In politics, as in life, not looking before you leap is bad advice. Parliament may wish it could take it in the task it has currently embarked upon: to review, and eventually accept or reject, the Brexit withdrawal agreement. But the future is necessarily obscure whichever course it chooses.

Yet the stakes could not be higher. The United Kingdom may or may not decide to terminate a 45-year-old relationship with its nearest and closest neighbours and replace it with a new and looser one; may or may not decide to cast itself off into the deep seeking – or pleading for – new friends and partners to replace those recently lost; or may choose a path of even greater uncertainty than that now existing. In short, those choices are to accept the deal negotiated with the European Union by Theresa May’s government; to leave the EU with no subsequent arrangement in place; or to refer the whole matter back to the electorate by means of a further referendum. Though the outcome of a second vote would itself be entirely uncertain, and the formulation of the question or questions to be put to the electorate would itself be a difficult and potentially toxic exercise, this does increasingly appear to be the least bad course available.
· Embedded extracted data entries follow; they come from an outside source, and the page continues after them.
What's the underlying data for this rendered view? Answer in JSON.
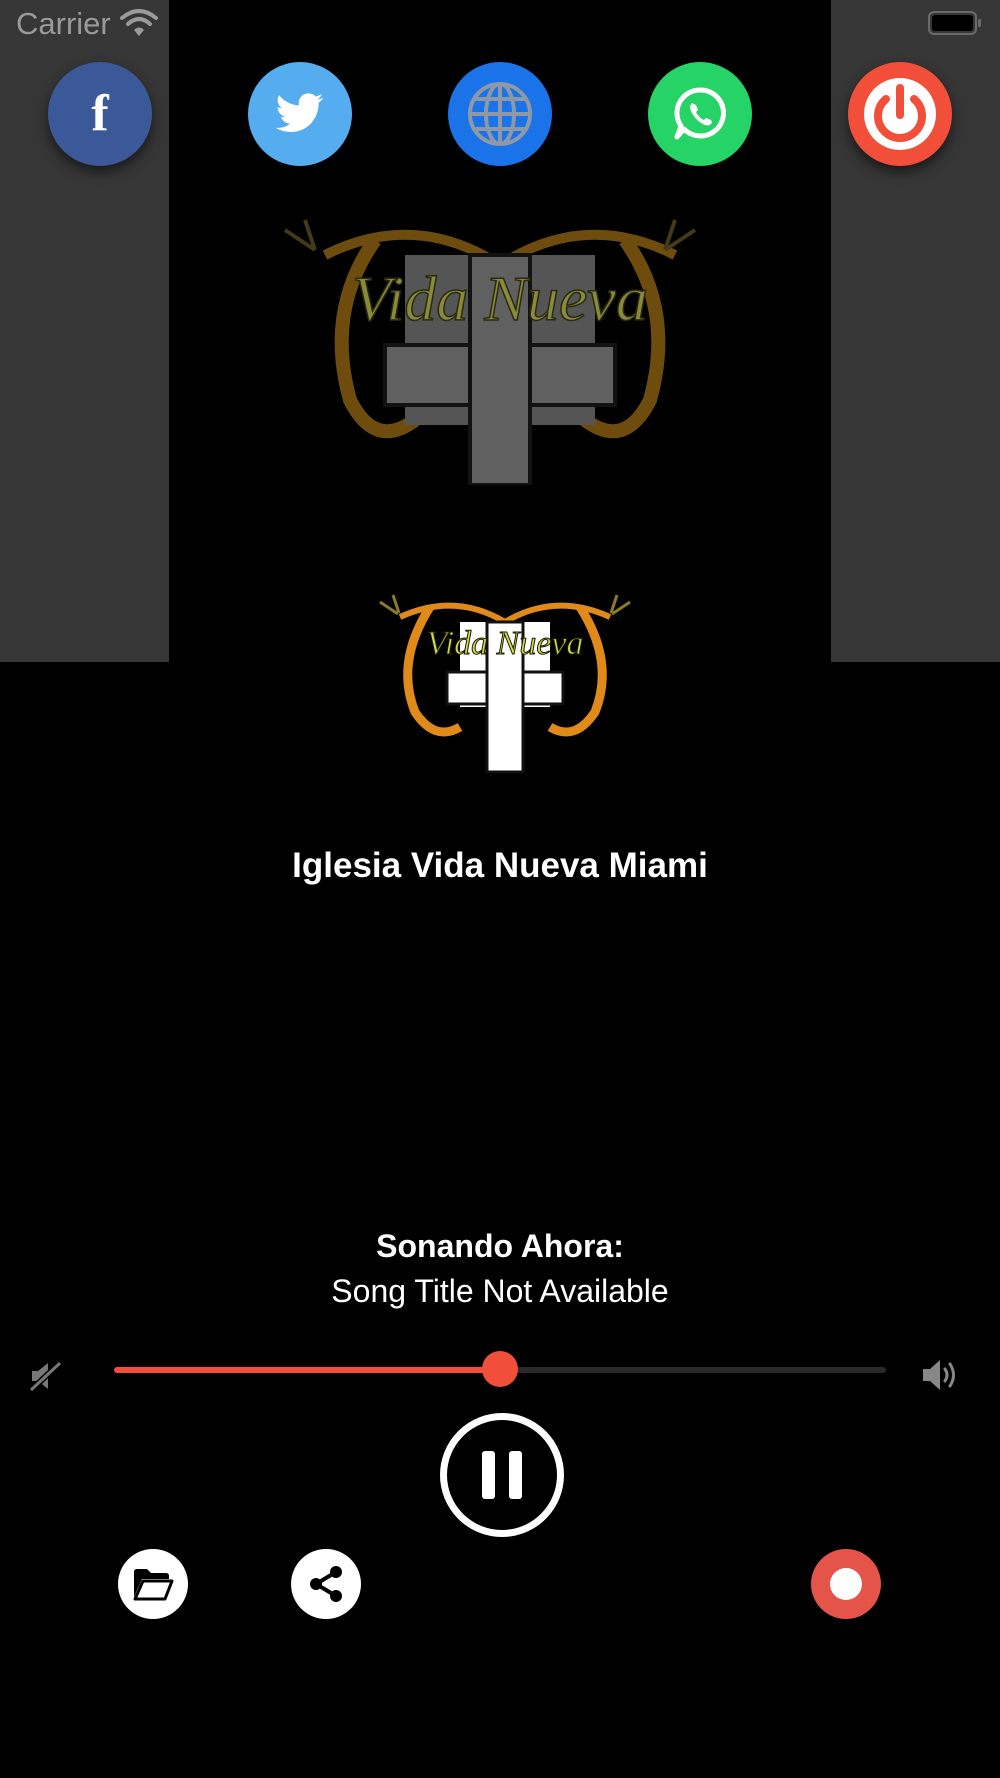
{
  "status_bar": {
    "carrier": "Carrier"
  },
  "social": {
    "facebook": {
      "glyph": "f",
      "color": "#3b5998"
    },
    "twitter": {
      "color": "#55acee"
    },
    "website": {
      "color": "#1a73e8"
    },
    "whatsapp": {
      "color": "#25d366"
    },
    "power": {
      "color": "#f24f3a"
    }
  },
  "logo": {
    "text": "Vida Nueva"
  },
  "station": {
    "name": "Iglesia Vida Nueva Miami"
  },
  "now_playing": {
    "label": "Sonando Ahora:",
    "title": "Song Title Not Available"
  },
  "volume": {
    "level": 0.5
  },
  "colors": {
    "accent": "#f24f3a",
    "background": "#000000",
    "hero_side": "#363636"
  },
  "icons": [
    "facebook-icon",
    "twitter-icon",
    "globe-icon",
    "whatsapp-icon",
    "power-icon",
    "volume-mute-icon",
    "volume-up-icon",
    "pause-icon",
    "folder-icon",
    "share-icon",
    "record-icon"
  ]
}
Critics of the withdrawal agreement on both sides of the House of Commons complain that it would leave Britain half in and half out of the EU, slightly more out than in. It has been pointed out that either deliberately or by coincidence, this result closely mirrors the outcome of the 2016 referendum itself, which was won by the Leave side by 52 per cent to 48. Britain would be, so to speak, 52 per cent out of the EU, 48 per cent in. The problem is that the 52 per cent is made up of a very large number of individuals who did not want to leave by 52 per cent; they wanted to leave by 100 per cent. The other side were the same, and this is the polarising effect referendums tend to have. It appears, therefore, that very few people voted for the exact result they are now faced with – even though it is a good statistical match for the referendum result itself. It could almost be described as “the will of the people” – except the people do not recognise it as such.

The second curious feature of the situation is that it is highly arguable, as Mrs May has not failed to point out, that most if not all of Labour’s objectives regarding Brexit have been met. It is quite likely that had Labour conducted the negotiations instead of the Tories, the outcome would have looked very similar. Yet the state of Britain’s partisan politics is such that Labour sees more advantage to itself in opposing the deal, and undermining the government by defeating it. What would happen after that is anybody’s guess. If there were a general election, what would be Labour’s manifesto proposal regarding the European Union? Nobody knows, because the internal party battle has yet to be fought.

As for the Conservative Party, it is slowly and publicly committing suicide. The 2016 referendum was called by its then leader David Cameron to deal with the deep split in the party’s ranks over Europe. It had destroyed the leaderships of Edward Heath and Margaret Thatcher, cost John Major a general election, and was driving Mr Cameron himself to distraction. He calculated that winning the referendum after a successful new deal with the EU would settle the matter for ever. Yet – the final irony – those Tory Party splits are now both deeper and closer to the surface than ever. Mrs May’s fiercest opponents are on her own backbenches. Among the many uncertainties the country now faces is her own future. How did British politics ever reach this low point?